Patagonia has generously donated a Black Hole bag and a backpack to be awarded to two writers of the most compelling essays, and the essays themselves (with the authors’ permission) will be posted to the Griz Read webpage. Winners will also join a dinner with Cheryl Strayed on October 15.
The Oscar-nominated movie adaptation of Wild stars Reese Witherspoon as Cheryl and Laura Dern as Cheryl's mother, Bobbi. The film was directed by Jean-Marc Vallée, with a screenplay by Nick Hornby. Tiny Beautiful Things was adapted for the stage by Nia Vardalos, who also starred in the role of Sugar/Cheryl. The play was directed by Thomas Kail and debuted at The Public Theater in New York City in a sold-out run in 2016.
Strayed's essays have been published in The Best American Essays, the New York Times, the Washington Post Magazine, Vogue, Salon, The Sun, Tin House, The New York Times Book Review, and elsewhere. Strayed is the co-host of the New York Times/WBUR podcast Dear Sugars, which originated with her popular Dear Sugar advice column on The Rumpus, and she's the co-author of The Sweet Spot advice column in the New York Times Thursday Styles section. Strayed holds an MFA in fiction writing from Syracuse University and a bachelor’s degree from the University of Minnesota. She lives in Portland, Oregon with her family.
Wild is "uplifting, but not in the way of many memoirs, where the uplift makes you feel that you’re committing mental suicide. This book is as loose and sexy and dark as an early Lucinda Williams song. It’s got a punk spirit and makes an earthy and American sound." Dwight Garner, New York Times.
"Big-hearted, keen-eyed, lyrical, precise...Cheryl Strayed reminds us in every line that if defeat and despair are part of human experience, so are kindness, patience, and transcendence."

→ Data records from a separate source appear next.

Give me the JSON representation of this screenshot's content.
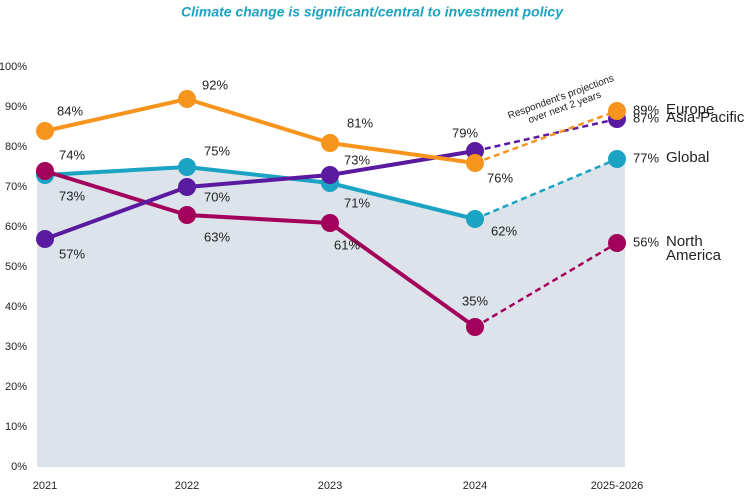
{
  "chart_data": {
    "type": "line",
    "title": "Climate change is significant/central to investment policy",
    "annotation": [
      "Respondent's projections",
      "over next 2 years"
    ],
    "categories": [
      "2021",
      "2022",
      "2023",
      "2024",
      "2025-2026"
    ],
    "ylim": [
      0,
      100
    ],
    "yticks": [
      {
        "value": 0,
        "label": "0%"
      },
      {
        "value": 10,
        "label": "10%"
      },
      {
        "value": 20,
        "label": "20%"
      },
      {
        "value": 30,
        "label": "30%"
      },
      {
        "value": 40,
        "label": "40%"
      },
      {
        "value": 50,
        "label": "50%"
      },
      {
        "value": 60,
        "label": "60%"
      },
      {
        "value": 70,
        "label": "70%"
      },
      {
        "value": 80,
        "label": "80%"
      },
      {
        "value": 90,
        "label": "90%"
      },
      {
        "value": 100,
        "label": "100%"
      }
    ],
    "grid": false,
    "dashed_last_segment": true,
    "area_series": "Global",
    "area_color": "#dde3ea",
    "series": [
      {
        "name": "Global",
        "color": "#1aa3c2",
        "values": [
          73,
          75,
          71,
          62,
          77
        ],
        "value_labels": [
          "73%",
          "75%",
          "71%",
          "62%",
          "77%"
        ]
      },
      {
        "name": "North America",
        "color": "#a3005c",
        "values": [
          74,
          63,
          61,
          35,
          56
        ],
        "value_labels": [
          "74%",
          "63%",
          "61%",
          "35%",
          "56%"
        ]
      },
      {
        "name": "Asia-Pacific",
        "color": "#5a1aa0",
        "values": [
          57,
          70,
          73,
          79,
          87
        ],
        "value_labels": [
          "57%",
          "70%",
          "73%",
          "79%",
          "87%"
        ]
      },
      {
        "name": "Europe",
        "color": "#f7941d",
        "values": [
          84,
          92,
          81,
          76,
          89
        ],
        "value_labels": [
          "84%",
          "92%",
          "81%",
          "76%",
          "89%"
        ]
      }
    ]
  }
}
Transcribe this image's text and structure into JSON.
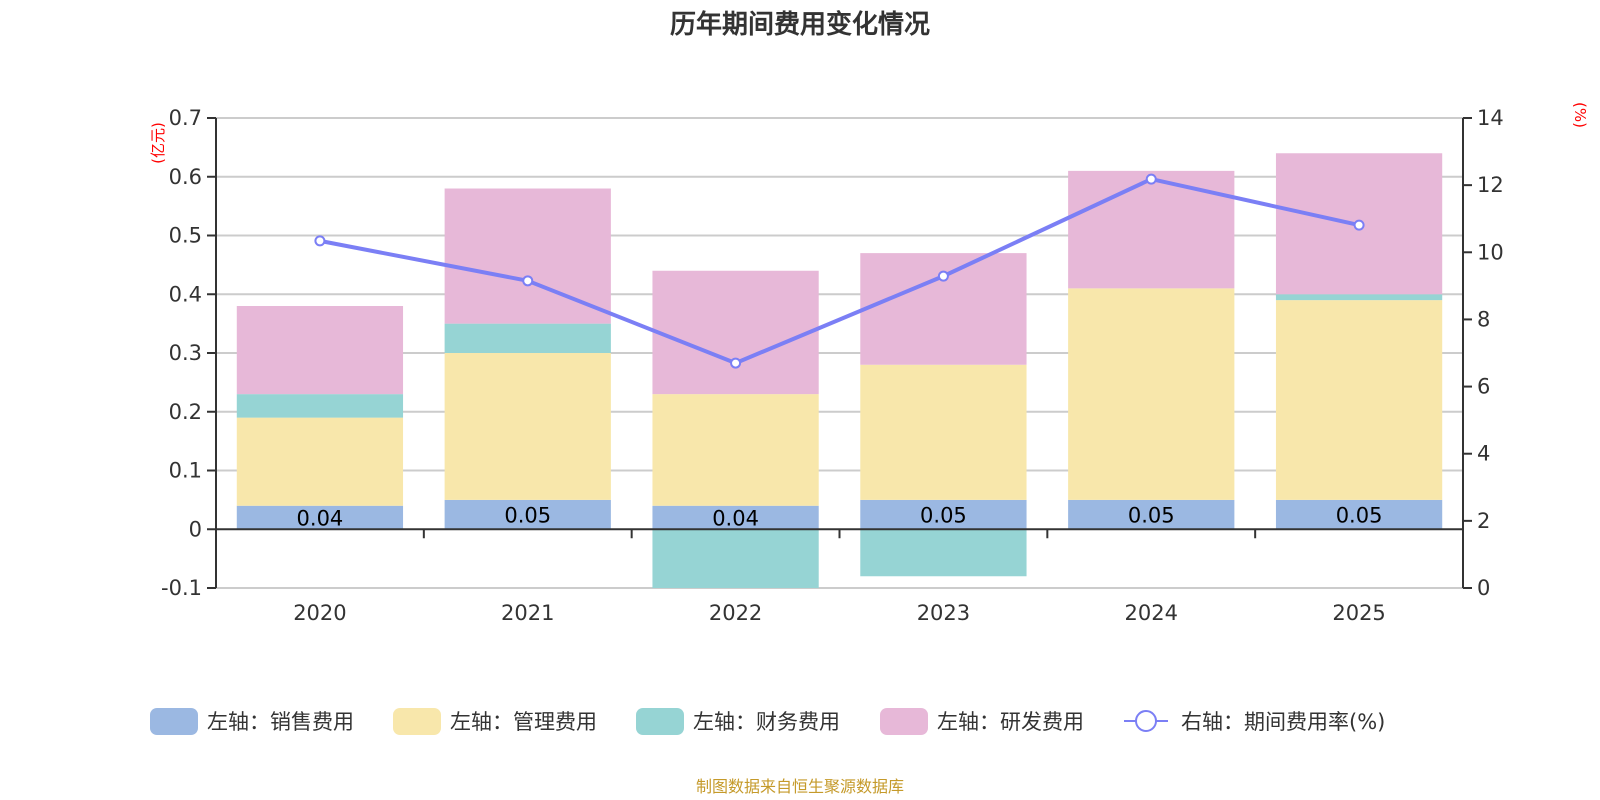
{
  "chart_data": {
    "type": "bar",
    "title": "历年期间费用变化情况",
    "categories": [
      "2020",
      "2021",
      "2022",
      "2023",
      "2024",
      "2025"
    ],
    "stacked": true,
    "left_axis": {
      "unit_label": "(亿元)",
      "range": [
        -0.1,
        0.7
      ],
      "ticks": [
        "-0.1",
        "0",
        "0.1",
        "0.2",
        "0.3",
        "0.4",
        "0.5",
        "0.6",
        "0.7"
      ],
      "tick_values": [
        -0.1,
        0,
        0.1,
        0.2,
        0.3,
        0.4,
        0.5,
        0.6,
        0.7
      ]
    },
    "right_axis": {
      "unit_label": "(%)",
      "range": [
        0,
        14
      ],
      "ticks": [
        "0",
        "2",
        "4",
        "6",
        "8",
        "10",
        "12",
        "14"
      ],
      "tick_values": [
        0,
        2,
        4,
        6,
        8,
        10,
        12,
        14
      ]
    },
    "grid": true,
    "series": [
      {
        "name": "左轴：销售费用",
        "type": "bar",
        "axis": "left",
        "color": "#9bb8e2",
        "values": [
          0.04,
          0.05,
          0.04,
          0.05,
          0.05,
          0.05
        ],
        "labels": [
          "0.04",
          "0.05",
          "0.04",
          "0.05",
          "0.05",
          "0.05"
        ]
      },
      {
        "name": "左轴：管理费用",
        "type": "bar",
        "axis": "left",
        "color": "#f8e7ab",
        "values": [
          0.15,
          0.25,
          0.19,
          0.23,
          0.36,
          0.34
        ]
      },
      {
        "name": "左轴：财务费用",
        "type": "bar",
        "axis": "left",
        "color": "#96d4d4",
        "values": [
          0.04,
          0.05,
          -0.1,
          -0.08,
          0.0,
          0.01
        ]
      },
      {
        "name": "左轴：研发费用",
        "type": "bar",
        "axis": "left",
        "color": "#e7b8d8",
        "values": [
          0.15,
          0.23,
          0.21,
          0.19,
          0.2,
          0.24
        ]
      },
      {
        "name": "右轴：期间费用率(%)",
        "type": "line",
        "axis": "right",
        "color": "#7b7ff5",
        "values": [
          10.34,
          9.15,
          6.7,
          9.29,
          12.18,
          10.81
        ]
      }
    ],
    "legend_position": "bottom",
    "source_note": "制图数据来自恒生聚源数据库"
  }
}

"Cheryl Strayed is a courageous, gritty, and deceptively elegant writer."
"Cheryl Strayed needed to be alone in the vast American outdoors, but she also needed to tell us about it. The film adaptation of her book — itself already a classic of wilderness writing and modern feminism — provides another reason to be grateful that she did." A.O. Scott, New York Times
"Strayed gives the impression of tapping raw emotion while at the same time exerting tremendous authorial control. Her carefully honed sentences are as sharp as knives."
"In language that's lyrical and haunting, Cheryl Strayed writes about bliss and loss, about the kind of grace that startles and transforms us in ordinary moments."
"No one can write like Cheryl Strayed."
[Wild is] "spectacular... at once a breathtaking adventure tale and a profound meditation on the nature of grief and survival, ... both a literary and human triumph." Dani Shapiro, New York Times Book Review
"Strayed writes fierce truths about how we live, with compassion, humor and uncanny precision. We need her."